Tuesday, September 29, 2020

Helen Reddy obit

Trailblazing Australian singer Helen Reddy dead at 78

 

She was not on the list.



Australian singer Helen Reddy, who became a global superstar on the back of her hit I Am Woman, has died in Los Angeles at the age of 78.

The Melbourne-born Reddy, whose trailblazing life was dramatised in the recent bio-pic I Am Woman, was regarded as the queen of 1970s pop with her hits including Delta Dawn, Angie Baby, Leave Me Alone (Ruby Red Dress) and Ain't No Way To Treat A Lady.

After arriving in New York as a 24-year-old single mother of a three-year-old with just over $US200 to her name, she overcame years of struggle in the US to become the world's top-selling female singer in 1973 and 1974.

She won a Grammy for I Am Woman, had her own weekly prime-time television variety show and branched into an acting career on screen and stage that included a Golden Globe nomination for Airport 1975.

The stirring anthem that became her best-known hit turned her into a feminist icon.

Accepting her Grammy - the first Australian woman after opera singer Joan Sutherland to win one - she famously thanked "God, because She makes everything possible".

Reddy was born into a show business family in 1941 and began performing as a child. In 1966, she won a singing competition on the television show Bandstand to travel to New York and audition for a recording contract. When that opportunity vanished on arriving, she stayed in the US.

After marrying Jeff Wald, who was her manager, Reddy's recording career initially took off with the B-side to her second single - a cover of I Don't Know How To Love Him from the musical Jesus Christ Superstar. Its moderate chart success earned her a contract with Capitol Records.

She went on to have three number one hits and another dozen songs in the US top 40.

It was 1972's I Am Woman - she wrote the empowering lyrics ("I am woman, hear me roar/ In numbers too big to ignore") with Australian singer-songwriter and friend Ray Burton providing the music - that became her enduring legacy.

At a time when a woman could not get a credit card or a mortgage in her own name, Reddy emerged to become one of the world's highest paid entertainers.

Diagnosed with dementia in 2015, she had been living in a nursing home for retired Hollywood talents in Los Angeles.

Unjoo Moon's biopic, which stars Tilda Cobham-Hervey as Reddy, debuted at the Toronto International Film Festival late last year and only launched on the streaming service Stan (owned by this masthead's publisher, Nine) this month.

Moon, who lives in Los Angeles with her cinematographer husband Dion Beebe, met Reddy at a G'Day USA dinner seven years ago and they spoke for two hours.

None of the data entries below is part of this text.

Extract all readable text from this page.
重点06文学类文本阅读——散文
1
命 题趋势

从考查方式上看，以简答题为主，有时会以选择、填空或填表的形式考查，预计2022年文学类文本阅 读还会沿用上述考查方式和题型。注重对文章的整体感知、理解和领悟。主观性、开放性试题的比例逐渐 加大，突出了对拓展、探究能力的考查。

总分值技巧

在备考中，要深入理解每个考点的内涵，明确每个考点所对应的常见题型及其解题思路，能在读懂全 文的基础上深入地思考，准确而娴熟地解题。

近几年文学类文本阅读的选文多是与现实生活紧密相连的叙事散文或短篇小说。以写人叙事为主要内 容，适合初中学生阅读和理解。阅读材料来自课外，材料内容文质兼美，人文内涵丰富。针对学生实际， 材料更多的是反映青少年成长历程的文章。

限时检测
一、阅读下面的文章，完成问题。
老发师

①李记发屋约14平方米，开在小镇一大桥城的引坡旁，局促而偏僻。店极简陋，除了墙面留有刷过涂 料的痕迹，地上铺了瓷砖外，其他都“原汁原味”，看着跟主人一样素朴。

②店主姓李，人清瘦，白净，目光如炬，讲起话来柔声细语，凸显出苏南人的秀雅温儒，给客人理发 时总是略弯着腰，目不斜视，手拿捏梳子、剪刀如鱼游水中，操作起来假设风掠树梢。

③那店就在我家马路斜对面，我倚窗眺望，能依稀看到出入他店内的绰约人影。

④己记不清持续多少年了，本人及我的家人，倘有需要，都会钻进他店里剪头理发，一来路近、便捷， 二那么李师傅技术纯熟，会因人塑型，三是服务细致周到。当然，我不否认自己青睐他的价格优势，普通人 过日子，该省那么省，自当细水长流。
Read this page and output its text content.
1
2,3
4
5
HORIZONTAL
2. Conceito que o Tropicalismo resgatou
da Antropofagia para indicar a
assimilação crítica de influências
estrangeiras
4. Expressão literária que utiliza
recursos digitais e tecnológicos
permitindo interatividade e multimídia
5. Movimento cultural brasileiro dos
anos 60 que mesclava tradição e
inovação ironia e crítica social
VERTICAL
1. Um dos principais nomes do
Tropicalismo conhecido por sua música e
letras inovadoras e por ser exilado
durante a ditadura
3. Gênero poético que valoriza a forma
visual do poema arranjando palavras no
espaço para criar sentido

Having grown up seeing the galvanising effect of I Am Woman on her mother, she became determined to make a film about her life.

"When I started listening to her story, even though it was about the '70s and really captured that moment, it felt so utterly relevant to me as a woman," Moon said.

Cobham-Hervey has described Reddy as strong, passionate and curious, with a mission to change the world.

"She's had this extraordinarily huge and brilliant life," she said recently. "It's hard not to be inspired by someone who takes on the world like that." 

Of Reddy's eight subsequent single releases on Capitol, five reached the Easy Listening Top 50 – including "Candle on the Water", from the 1977 Disney film Pete's Dragon (which starred Reddy). Only three ranked on the Billboard Hot 100: "The Happy Girls" (No. 57) – the follow-up to "You're My World" and, besides "I Am Woman", Reddy's only chart item which she co-wrote – and the disco tracks "Ready or Not" (No. 73) and "Make Love to Me" (No. 60), the latter a cover of an Australian hit by Kelly Marie – which gave Reddy a lone R&B chart ranking at No. 59. Reddy had also ranked at No. 98 on the country chart with "Laissez Les Bon Temps Rouler", the B-side to "The Happy Girls".